This iconic woodblock print is the work of renowned Japanese artist Utagawa (Ando) Hiroshige. The print is titled Nippori, and is from the series Famous Places in the Eastern Capital (Tôto meisho). The print was produced around the mid 1800s. It has been mounted on heavy card. The print is showing age with discoloration, staining around the edges and a tear on the signature as shown in the photos. Please study them carefully for the full condition.
Card Size: 38.5cm x 52cm
Print Size: 24.5cm x 37cm
About The Artist:
Utagawa Hiroshige (/ˌhɪəroʊˈʃiːɡeɪ/, also US: /ˌhɪərəˈ-/;[1][2] Japanese: 歌川 広重 [ɯtaɡawa çiɾoꜜɕiɡe]), born Andō Tokutarō (安藤 徳太郎; 1797 – 12 October 1858), was a Japanese ukiyo-e artist, considered the last great master of that tradition.

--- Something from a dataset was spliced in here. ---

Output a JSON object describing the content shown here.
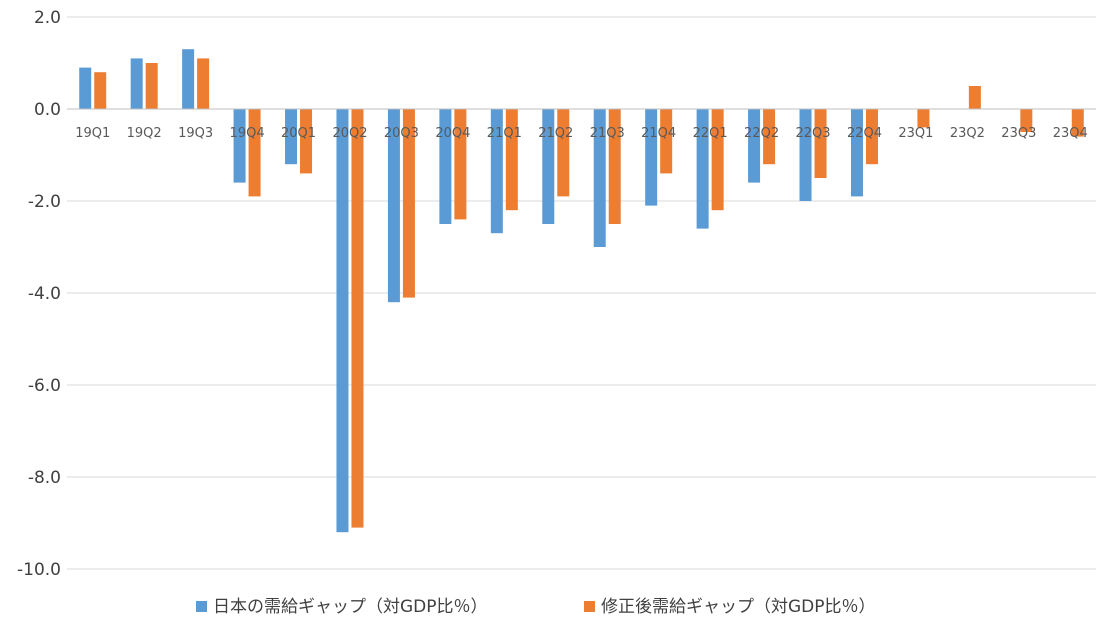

Hiroshige is best known for his horizontal-format landscape series The Fifty-three Stations of the Tōkaidō and for his vertical-format landscape series One Hundred Famous Views of Edo. The subjects of his work were atypical of the ukiyo-e genre, whose typical focus was on beautiful women, popular actors, and other scenes of the urban pleasure districts of Japan’s Edo period (1603–1868). The popular series Thirty-six Views of Mount Fuji by Hokusai was a strong influence on Hiroshige’s choice of subject, though Hiroshige’s approach was more poetic and ambient than Hokusai’s bolder, more formal prints. Subtle use of color was essential in Hiroshige’s prints, often printed with multiple impressions in the same area and with extensive use of bokashi (color gradation), both of which were rather labor-intensive techniques.
For scholars and collectors, Hiroshige’s death marked the beginning of a rapid decline in the ukiyo-e genre, especially in the face of the westernization that followed the Meiji Restoration of 1868. Hiroshige’s work came to have a marked influence on western European painting towards the close of the 19th century as a part of the trend in Japonism. Western European artists, such as Manet and Monet, collected and closely studied Hiroshige’s compositions: Vincent van Gogh, for instance, painted copies of some Hiroshige prints.